Added to that list is the September inaugural launch of the Tranche 0 Transport and Tracking Layer for the Space Development Agency (SDA), contracts for which were signed with SpaceX in January 2021 for an estimated total value of $150.45 million. This will form the basis of an eventual “constellation” of 300-500 low-orbiting experimental satellites to furnish ground-based warfighters with “assured, resilient, low-latency military data and connectivity worldwide”, plus Wide Field of View (WFOV) infrared sensors for hypersonic missile tracking.

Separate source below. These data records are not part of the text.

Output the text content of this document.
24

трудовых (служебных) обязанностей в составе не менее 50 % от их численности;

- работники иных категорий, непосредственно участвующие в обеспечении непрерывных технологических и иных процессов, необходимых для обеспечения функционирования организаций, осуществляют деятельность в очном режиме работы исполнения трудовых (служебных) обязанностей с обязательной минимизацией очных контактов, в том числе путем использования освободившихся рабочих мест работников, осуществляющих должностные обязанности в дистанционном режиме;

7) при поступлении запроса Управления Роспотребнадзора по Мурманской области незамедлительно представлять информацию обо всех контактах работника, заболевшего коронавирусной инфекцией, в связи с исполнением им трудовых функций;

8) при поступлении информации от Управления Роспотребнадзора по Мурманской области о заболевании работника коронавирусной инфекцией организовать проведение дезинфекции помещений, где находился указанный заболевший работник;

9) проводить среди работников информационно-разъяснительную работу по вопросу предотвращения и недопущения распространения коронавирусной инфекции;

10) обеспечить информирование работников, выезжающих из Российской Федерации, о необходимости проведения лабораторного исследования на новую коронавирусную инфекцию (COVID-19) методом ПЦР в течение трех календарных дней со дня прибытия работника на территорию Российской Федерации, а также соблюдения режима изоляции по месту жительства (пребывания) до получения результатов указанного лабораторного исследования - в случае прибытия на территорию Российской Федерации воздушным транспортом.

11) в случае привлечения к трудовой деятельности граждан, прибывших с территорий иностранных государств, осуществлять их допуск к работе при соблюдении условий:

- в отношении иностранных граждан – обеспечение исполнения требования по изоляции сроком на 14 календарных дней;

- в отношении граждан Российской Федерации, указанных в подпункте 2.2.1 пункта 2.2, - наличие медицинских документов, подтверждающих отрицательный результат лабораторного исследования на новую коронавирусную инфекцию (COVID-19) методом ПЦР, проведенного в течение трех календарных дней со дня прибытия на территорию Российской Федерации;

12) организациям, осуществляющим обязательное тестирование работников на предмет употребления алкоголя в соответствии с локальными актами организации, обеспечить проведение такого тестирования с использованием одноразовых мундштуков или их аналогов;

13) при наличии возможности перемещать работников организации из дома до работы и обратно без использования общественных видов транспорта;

Also in the second half of 2022, a Falcon 9 is due to deliver four WorldView Legion satellites to Sun-synchronous orbit for Westminster, Colo.-based Earth imagery provider DigitalGlobe. This second batch of the Maxar-built Legion is expected to double DigitalGlobe’s capacity to gather the world’s highest-resolution geospatial imagery by resolving surface details as small as 12 inches (30 centimeters).

And later in the year, another Falcon 9 is set to lift the NASA-led Surface Water Ocean Topography (SWOT) mission to examine the changeability of surface water bodies over time. That list does not include an expected ramping-up of Starlink launches to expand SpaceX’s Shell 3 capability in low-Earth orbit.
With two missions now completed in July, attention now turns to historic Pad 39A at the Kennedy Space Center (KSC) in Florida, where another Falcon 9 is set to launch the CRS-25 Cargo Dragon to the ISS on Thursday. Delayed since early June following an issue pertaining to a possible monomethyl hydrazine leak in the Cargo Dragon’s Draco thrusters, liftoff is targeted for 8:44 p.m. EDT Thursday.